Is it really true that, as the veteran agony aunt Irma Kurtz claimed in an interview, women still see each other mainly as rivals? I have been pondering this when contrasting the rise and rise of the "bromance", in which two men form a platonic friendship, with the way popular culture depicts relations between two women.
This month sees the publication of a splendid new thriller, The Strangler Vine, by the historian Miranda Carter. It's set in colonial India and features a naive young officer in the East India Company unwillingly assigned to work against the murderous Thugs with an ungentlemanly special agent.

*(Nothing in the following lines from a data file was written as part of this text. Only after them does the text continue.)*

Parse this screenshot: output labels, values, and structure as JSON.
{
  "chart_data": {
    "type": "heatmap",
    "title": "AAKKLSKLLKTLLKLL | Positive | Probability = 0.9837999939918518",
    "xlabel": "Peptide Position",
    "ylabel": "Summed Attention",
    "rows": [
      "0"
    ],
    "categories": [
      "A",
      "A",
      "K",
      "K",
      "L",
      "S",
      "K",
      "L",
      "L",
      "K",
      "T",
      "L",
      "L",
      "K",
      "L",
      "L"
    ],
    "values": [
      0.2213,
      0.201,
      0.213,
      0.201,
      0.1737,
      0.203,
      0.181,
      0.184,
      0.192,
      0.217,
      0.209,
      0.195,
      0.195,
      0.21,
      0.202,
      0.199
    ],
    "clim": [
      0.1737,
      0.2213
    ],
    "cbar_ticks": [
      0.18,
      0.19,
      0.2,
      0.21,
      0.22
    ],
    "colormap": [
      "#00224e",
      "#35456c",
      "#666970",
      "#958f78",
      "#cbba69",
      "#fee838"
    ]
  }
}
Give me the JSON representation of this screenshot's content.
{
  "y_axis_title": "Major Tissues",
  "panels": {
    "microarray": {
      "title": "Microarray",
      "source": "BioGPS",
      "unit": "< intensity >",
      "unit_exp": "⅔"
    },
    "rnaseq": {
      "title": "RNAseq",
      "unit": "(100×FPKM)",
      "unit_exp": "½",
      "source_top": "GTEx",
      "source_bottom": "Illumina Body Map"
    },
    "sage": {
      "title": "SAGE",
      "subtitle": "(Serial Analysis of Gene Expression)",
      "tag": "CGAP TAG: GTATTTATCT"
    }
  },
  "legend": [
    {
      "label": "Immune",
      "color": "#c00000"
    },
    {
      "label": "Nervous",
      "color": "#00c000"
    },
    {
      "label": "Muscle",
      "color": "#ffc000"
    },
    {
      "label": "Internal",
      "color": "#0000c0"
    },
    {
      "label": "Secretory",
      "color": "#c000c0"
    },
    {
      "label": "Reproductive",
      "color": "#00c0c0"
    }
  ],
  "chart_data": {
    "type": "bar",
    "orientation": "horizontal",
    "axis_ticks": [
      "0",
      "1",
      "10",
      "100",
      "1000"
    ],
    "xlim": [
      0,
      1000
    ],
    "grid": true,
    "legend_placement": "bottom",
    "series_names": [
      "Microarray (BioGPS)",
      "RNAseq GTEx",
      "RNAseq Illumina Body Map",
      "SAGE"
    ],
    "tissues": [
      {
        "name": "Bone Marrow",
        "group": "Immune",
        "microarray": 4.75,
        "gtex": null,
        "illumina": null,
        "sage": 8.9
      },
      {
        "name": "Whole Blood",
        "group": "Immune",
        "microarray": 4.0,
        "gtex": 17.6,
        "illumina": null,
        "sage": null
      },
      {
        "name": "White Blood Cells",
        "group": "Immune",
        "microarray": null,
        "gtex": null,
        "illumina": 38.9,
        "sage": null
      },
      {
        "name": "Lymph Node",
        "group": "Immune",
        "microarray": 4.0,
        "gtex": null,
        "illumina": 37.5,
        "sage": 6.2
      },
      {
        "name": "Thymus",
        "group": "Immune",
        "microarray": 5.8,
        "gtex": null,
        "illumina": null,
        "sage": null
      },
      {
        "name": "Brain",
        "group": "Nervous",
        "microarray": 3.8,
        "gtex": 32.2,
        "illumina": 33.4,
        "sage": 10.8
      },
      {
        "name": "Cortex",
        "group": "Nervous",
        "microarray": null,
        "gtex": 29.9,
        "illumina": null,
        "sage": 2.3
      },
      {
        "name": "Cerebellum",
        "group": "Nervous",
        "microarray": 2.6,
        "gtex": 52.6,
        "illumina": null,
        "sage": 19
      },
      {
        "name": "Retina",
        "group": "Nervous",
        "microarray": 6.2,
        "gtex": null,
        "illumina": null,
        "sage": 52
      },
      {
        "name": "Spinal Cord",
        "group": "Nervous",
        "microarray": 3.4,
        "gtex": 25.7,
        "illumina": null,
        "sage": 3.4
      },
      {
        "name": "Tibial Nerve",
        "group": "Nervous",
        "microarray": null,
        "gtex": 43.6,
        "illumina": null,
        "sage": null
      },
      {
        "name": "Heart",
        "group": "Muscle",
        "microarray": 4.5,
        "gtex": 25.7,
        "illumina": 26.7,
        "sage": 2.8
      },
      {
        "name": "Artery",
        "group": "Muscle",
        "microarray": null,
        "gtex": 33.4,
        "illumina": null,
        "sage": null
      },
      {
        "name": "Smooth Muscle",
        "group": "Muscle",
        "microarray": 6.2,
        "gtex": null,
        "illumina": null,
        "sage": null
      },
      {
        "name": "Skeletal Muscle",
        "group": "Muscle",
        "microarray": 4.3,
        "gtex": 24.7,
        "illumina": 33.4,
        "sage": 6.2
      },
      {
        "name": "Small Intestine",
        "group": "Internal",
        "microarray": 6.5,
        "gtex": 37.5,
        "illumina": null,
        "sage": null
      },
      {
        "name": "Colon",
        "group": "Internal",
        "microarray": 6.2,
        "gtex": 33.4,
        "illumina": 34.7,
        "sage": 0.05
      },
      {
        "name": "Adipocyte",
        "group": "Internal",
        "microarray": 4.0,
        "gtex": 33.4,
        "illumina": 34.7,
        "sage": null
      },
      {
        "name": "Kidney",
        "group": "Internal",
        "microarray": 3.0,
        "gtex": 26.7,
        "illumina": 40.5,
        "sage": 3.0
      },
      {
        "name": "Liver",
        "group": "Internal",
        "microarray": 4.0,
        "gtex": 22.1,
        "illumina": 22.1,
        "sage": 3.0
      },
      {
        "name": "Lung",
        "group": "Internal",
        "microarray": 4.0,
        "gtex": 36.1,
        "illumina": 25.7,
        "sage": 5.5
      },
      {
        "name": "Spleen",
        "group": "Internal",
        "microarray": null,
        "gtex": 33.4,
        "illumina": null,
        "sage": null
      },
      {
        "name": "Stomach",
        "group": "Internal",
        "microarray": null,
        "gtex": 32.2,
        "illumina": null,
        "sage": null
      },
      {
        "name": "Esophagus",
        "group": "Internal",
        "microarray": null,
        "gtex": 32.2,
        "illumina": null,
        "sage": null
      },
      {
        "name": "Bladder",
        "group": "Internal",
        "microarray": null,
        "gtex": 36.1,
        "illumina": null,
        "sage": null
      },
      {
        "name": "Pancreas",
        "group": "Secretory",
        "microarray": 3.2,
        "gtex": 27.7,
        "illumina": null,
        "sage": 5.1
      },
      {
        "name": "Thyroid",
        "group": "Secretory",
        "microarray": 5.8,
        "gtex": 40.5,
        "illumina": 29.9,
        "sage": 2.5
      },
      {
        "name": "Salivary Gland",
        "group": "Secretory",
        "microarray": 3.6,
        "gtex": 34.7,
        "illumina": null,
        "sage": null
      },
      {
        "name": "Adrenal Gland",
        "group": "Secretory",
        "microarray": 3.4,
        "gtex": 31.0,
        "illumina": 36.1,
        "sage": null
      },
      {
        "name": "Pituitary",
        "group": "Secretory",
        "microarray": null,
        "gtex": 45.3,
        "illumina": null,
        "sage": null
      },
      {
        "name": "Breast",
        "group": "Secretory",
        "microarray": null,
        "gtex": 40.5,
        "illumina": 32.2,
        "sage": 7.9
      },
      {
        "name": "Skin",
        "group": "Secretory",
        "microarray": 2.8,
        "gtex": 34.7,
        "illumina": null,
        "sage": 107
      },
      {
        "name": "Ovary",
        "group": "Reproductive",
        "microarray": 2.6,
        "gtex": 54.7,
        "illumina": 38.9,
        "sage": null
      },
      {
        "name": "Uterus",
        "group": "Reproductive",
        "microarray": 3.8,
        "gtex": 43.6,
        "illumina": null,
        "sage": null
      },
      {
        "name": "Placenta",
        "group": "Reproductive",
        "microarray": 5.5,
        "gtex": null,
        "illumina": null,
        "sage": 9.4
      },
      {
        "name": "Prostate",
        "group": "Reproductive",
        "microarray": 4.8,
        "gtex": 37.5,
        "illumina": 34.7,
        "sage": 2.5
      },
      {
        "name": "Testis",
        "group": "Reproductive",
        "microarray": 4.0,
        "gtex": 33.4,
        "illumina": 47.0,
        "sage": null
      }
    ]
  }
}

Inevitably, the two become friends, saving each other's lives and behaving just like all those other chums in yarns from Sherlock to Master and Commander.
By contrast, the exquisitely sinister psychological thriller that is going to take us all by storm this summer, Harriet Lane's Her, has a Notes on a Scandal-type relationship between an exhausted young mother and her rich, sophisticated neighbour. The same toxicity is evident in Claire Messud's recent, much-praised novel The Woman Upstairs. Women can be loyal to men, children, sisters or mothers – but as equals – never!
It is depressing that neither popular nor highbrow culture can seem to get its head around the way that women, too, can have genuine friendships. Books set in single-sex boarding schools like Angela Brazil's once celebrated this. But in literature, the only one I can think of comes in Jane Eyre, between the heroine and her saintly fellow-pupil Helen – who is, of course, dying.
This attitude is pervasive. Despite being a cradle feminist, I am ashamed to remember feeling bored by the majority of my own sex for most of my twenties, because men were what interested me. It wasn't just the quest for love and a husband; I was convinced that the way women seemed to think, with the emphasis on emotional sensitivity rather than robust debate, was tiresome – a prejudice largely derived from the inferior education my sex received, which time and experience disproved.
Those who see women as people first, and every bit as brave, loyal, bright, funny and strong-minded as men, still seem too thin on the ground. My generation had to struggle to get to university and into professional jobs, but it's different for our daughters, who seem to be, if anything, more confident and better-qualified than young men. They also seem to have much stronger friendships with their own sex, rather than being fixated on romance. Yet every time a TV series such as The Apprentice shows women unable to work in a team, I groan and wonder where they have found these young dinosaurs.
Despite this, the female bromance remains elusive. Why don't we ever see women doing what we do in real life, whether it's enjoying a conversation, being friends, quarrelling, promoting or firing each other at work and, in short, behaving like men?
I suspect it may have something to do with the perception that female friendship is something left to the fag-end of life, when all passion is spent. Traditionally, women, as the longer-lived sex, tend to end up with each other as second-best – though even that may be changing, according to a report this week that claims that men are closing the gap in life expectancy.
Hurrah for that if it means less loneliness, but not if it reinforces prejudice. For while advertisers persist in believing that women can behave amicably together only while discussing how our digestive problems may be cured by drinking a brand of yoghurt, in real life we long ago discovered that the best and funniest conversation is likely to be had by the sex that isn't discussing football.